Não é por isso, contudo, que se deve remeter imediatamente Nietzsche para um irracionalismo insolúvel. A sua obra testemunha bem a vontade de ser ainda mais claro (um claro-obscuro) do que a razão Iluminista. O que ele não faz é deixar-se iludir pela auto-suficiência e pelo autocontentamento das racionalidades científica e filosófica, ou censurar o ilogismo intrínseco, orgânico, da vida e o carácter interesseiro das nossas práticas cognitivas (critica várias vezes a máxima de Espinosa “Não rir, não lamentar, nem amaldiçoar, mas compreender” – Non ridere, neque lugere, neque detestari, sed intelligere –, apelida esta visão de “charlatanismo matemático”, visto que o ser humano, numa posição reinvestida há pouco por António Damásio, não conhece sem emoções e sem o corpo). Nietzsche não repudia, pois, a razão, quer antes aprofundá-la até a tornar plenamente crítica (sabendo que só o sobre-homem o conseguirá), superando o criticismo kantiano. Claro que neste processo se insinuam vários perigos (de tanto questionar o alcance da razão podemos acabar rendidos a uma espontaneidade estéril ou a aceitar emotivismos exacerbados, violentos ou pusilânimes), mas julgo que neste autor, ao contrário do que se pensa, há uma boa convivência entre o racional e o emocional, a mente e o corpo, foi isso que lhe permitiu ser um magnífico leitor do seu tempo (antecipando os nacionalismos mortíferos, o domínio da cultura pop, o poder do não-consciente, os movimentos fascistas...). O que Nietzsche recusa à racionalidade é o monopólio da significação, já que para compreender são necessárias as emoções e o contributo fisiológico do corpo (a que ele chama, em Assim Falou Zaratustra, “grande razão” – “Der Leib ist eine grosse Vernunft”). Isto permite-lhe atender à mudança, ao flexível, à novidade e à resiliência.

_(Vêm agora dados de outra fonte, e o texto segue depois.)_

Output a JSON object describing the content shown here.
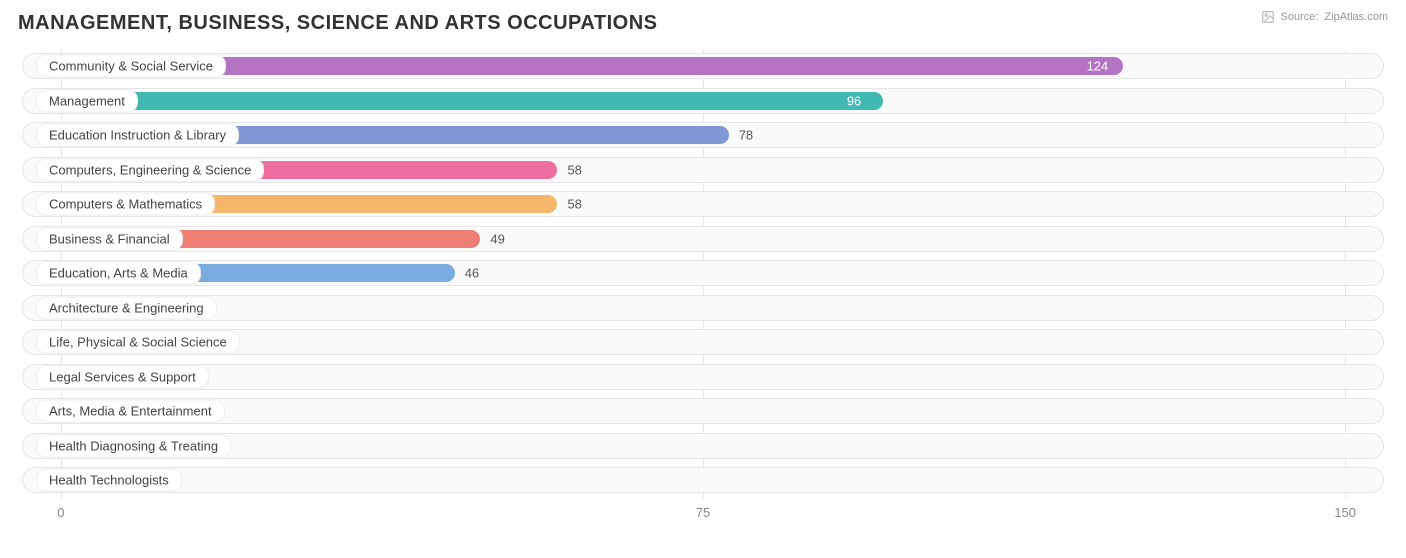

Curiosamente, André Malraux apelida elogiosamente Nietzsche de “o maior irracionalista do seu tempo”. Num diálogo com o realizador Jean Vilar em 1971, refere que Nietzsche não se deixa colonizar por ideologias, que nem o nazismo o conseguiu: “a grandeza de Nietzsche é a sua potência irracional, a extensão do seu pensamento.” Martin Heidegger, em Caminhos de Floresta, “A Palavra de Nietzsche ‘Deus Morreu’”, usa Nietzsche para expressar uma das suas teses mais glosadas: a razão, tão venerada, é afinal a “mais obstinada opositora do pensar”. Portanto, em vez de, como eu, valorizarem o racionalismo, o outro racionalismo nietzscheano, Malraux e Heidegger, podia também citar Georges Bataille ou Pierre Klossowski, realçam a importância do seu irracionalismo, único e revolucionário.

É talvez também aqui que, mudando-se o que tem de se mudar, encontro João Barrento e o seu magnífico A espiral vertiginosa – ensaios sobre a cultura contemporânea (Cotovia, 2001). Regressando ao eterno tema da morte da tragédia, Barrento segue Nietzsche na denúncia da perda irreparável para a vida humana decorrente da quebra do compromisso estético com a tragédia. Os gregos sabiam bem que as tragédias eram somente performativas, não havia aqui qualquer ingenuidade. E sabiam também que a potência da ficção, a superioridade da imaginação, ontem como hoje, se insinua profundamente nas linhas da vida. Ainda agora, depois de séculos de vacinas lógicas, choramos sob os efeitos de um filme lamechas. Os gregos foram os primeiros espectadores estéticos, e isso perdura, o Ocidente é o berço da ficção, esta alimenta uma parcela importante do mundo (numa situação diversa, como é que o Game of Thrones poderia ter tanto sucesso?).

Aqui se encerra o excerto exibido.